The Low Carbon Vehicle Event (LCV), is the United Kingdom's premier low carbon vehicle event. It is held annually since 2008 at Millbrook Proving Ground at the beginning of September. The show consists of a technological exhibition, seminars sessions and Ride & Drive (of latest research and development and commercial available low emission vehicles) activities.
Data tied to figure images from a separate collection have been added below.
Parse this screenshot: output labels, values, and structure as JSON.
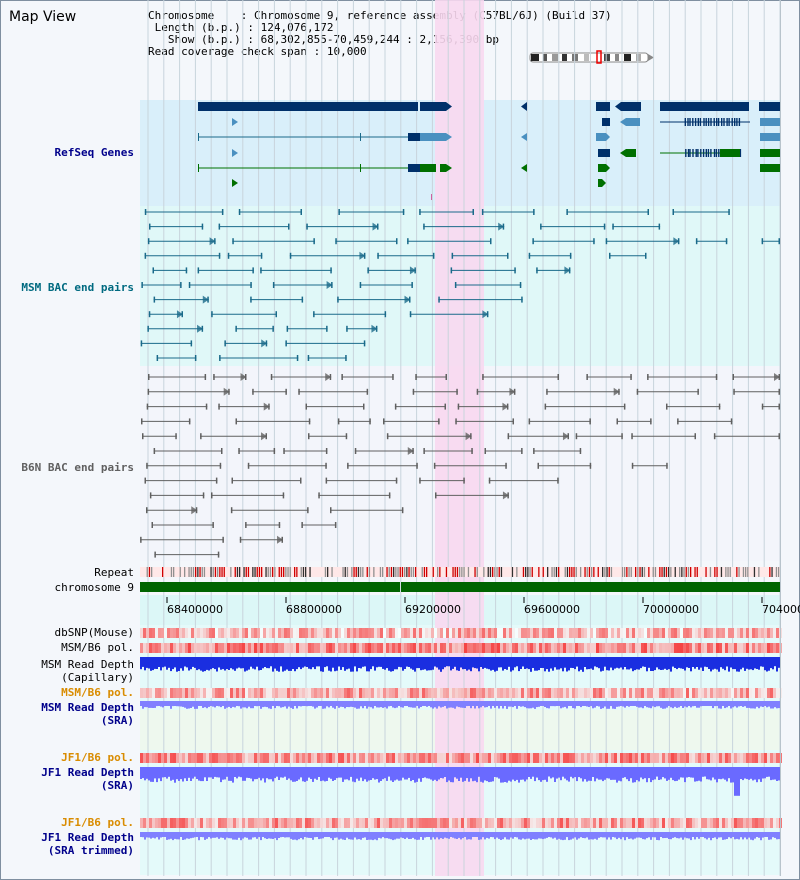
{
  "page": {
    "title": "Map View"
  },
  "info": {
    "chromosome_label": "Chromosome",
    "chromosome_value": "Chromosome 9, reference assembly (C57BL/6J) (Build 37)",
    "length_label": "Length (b.p.)",
    "length_value": "124,076,172",
    "show_label": "Show (b.p.)",
    "show_value": "68,302,855-70,459,244 : 2,156,390 bp",
    "coverage_label": "Read coverage check span",
    "coverage_value": "10,000"
  },
  "tracks": {
    "refseq": "RefSeq Genes",
    "msm_bac": "MSM BAC end pairs",
    "b6n_bac": "B6N BAC end pairs",
    "repeat": "Repeat",
    "chromosome": "chromosome 9",
    "dbsnp": "dbSNP(Mouse)",
    "msm_b6_pol_1": "MSM/B6 pol.",
    "msm_read_depth_cap_1": "MSM Read Depth",
    "msm_read_depth_cap_2": "(Capillary)",
    "msm_b6_pol_2": "MSM/B6 pol.",
    "msm_read_depth_sra_1": "MSM Read Depth",
    "msm_read_depth_sra_2": "(SRA)",
    "jf1_b6_pol_1": "JF1/B6 pol.",
    "jf1_read_depth_1": "JF1 Read Depth",
    "jf1_read_depth_2": "(SRA)",
    "jf1_b6_pol_2": "JF1/B6 pol.",
    "jf1_read_depth_trim_1": "JF1 Read Depth",
    "jf1_read_depth_trim_2": "(SRA trimmed)"
  },
  "axis": {
    "ticks": [
      "68400000",
      "68800000",
      "69200000",
      "69600000",
      "70000000",
      "704000"
    ]
  },
  "colors": {
    "refseq_bg": "#d9effa",
    "msm_bg": "#dcf7f7",
    "highlight": "#f8d8f0",
    "gene_dark": "#00306a",
    "gene_mid": "#4a90c0",
    "gene_green": "#007000",
    "msm_pair": "#1a6a8a",
    "b6n_pair": "#606060",
    "chromosome_bar": "#006400",
    "depth_blue": "#1a2ee0",
    "depth_light": "#8080ff",
    "label_blue": "#00008b",
    "label_orange": "#d98c00",
    "label_teal": "#006a80"
  }
}
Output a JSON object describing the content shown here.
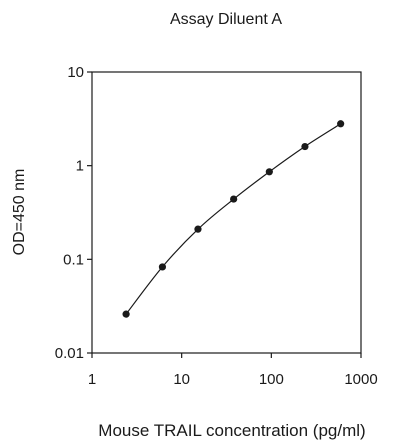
{
  "chart_data": {
    "type": "line",
    "title": "Assay Diluent A",
    "xlabel": "Mouse TRAIL concentration (pg/ml)",
    "ylabel": "OD=450 nm",
    "xscale": "log",
    "yscale": "log",
    "xlim": [
      1,
      1000
    ],
    "ylim": [
      0.01,
      10
    ],
    "xticks": [
      "1",
      "10",
      "100",
      "1000"
    ],
    "yticks": [
      "0.01",
      "0.1",
      "1",
      "10"
    ],
    "grid": false,
    "legend": "none",
    "marker": "filled-circle",
    "line_color": "#1a1a1a",
    "series": [
      {
        "x": [
          2.4,
          6.1,
          15.2,
          38.0,
          95.0,
          237.0,
          593.0
        ],
        "y": [
          0.026,
          0.083,
          0.21,
          0.44,
          0.86,
          1.6,
          2.8
        ]
      }
    ]
  }
}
LCV is a business-to-business free-to-attend event organised by Cenex and whose main aim is promoting the UK supply chain of the low carbon vehicle industry.

==LCV history==
The Low Carbon Vehicle Event has been organised annually from 2008 by Cenex and supporting partners include: The Department for Business, Energy and Industrial Strategy, The Centre for Connected and Autonomous Vehicles, The Office for Low Emission Vehicles, The Department for International Trade, The Advanced Propulsion Centre, The Automotive Council UK, Innovate UK, The Low Carbon Vehicle Partnership, Millbrook, The Society of Motor Manufacturers, and Transport Systems Catapult.

==LCV 2016==
The event attracts a range of customers (Automotive 53%, Energy & Infrastructure 8%, Government & Local Authority 7%, Academia 8%) and senior managers including those at board level [38%] and middle management [27%].

LCV2016 set a new record attendance with 3,137 visitors, 226 exhibitors and 1180 organisations represented.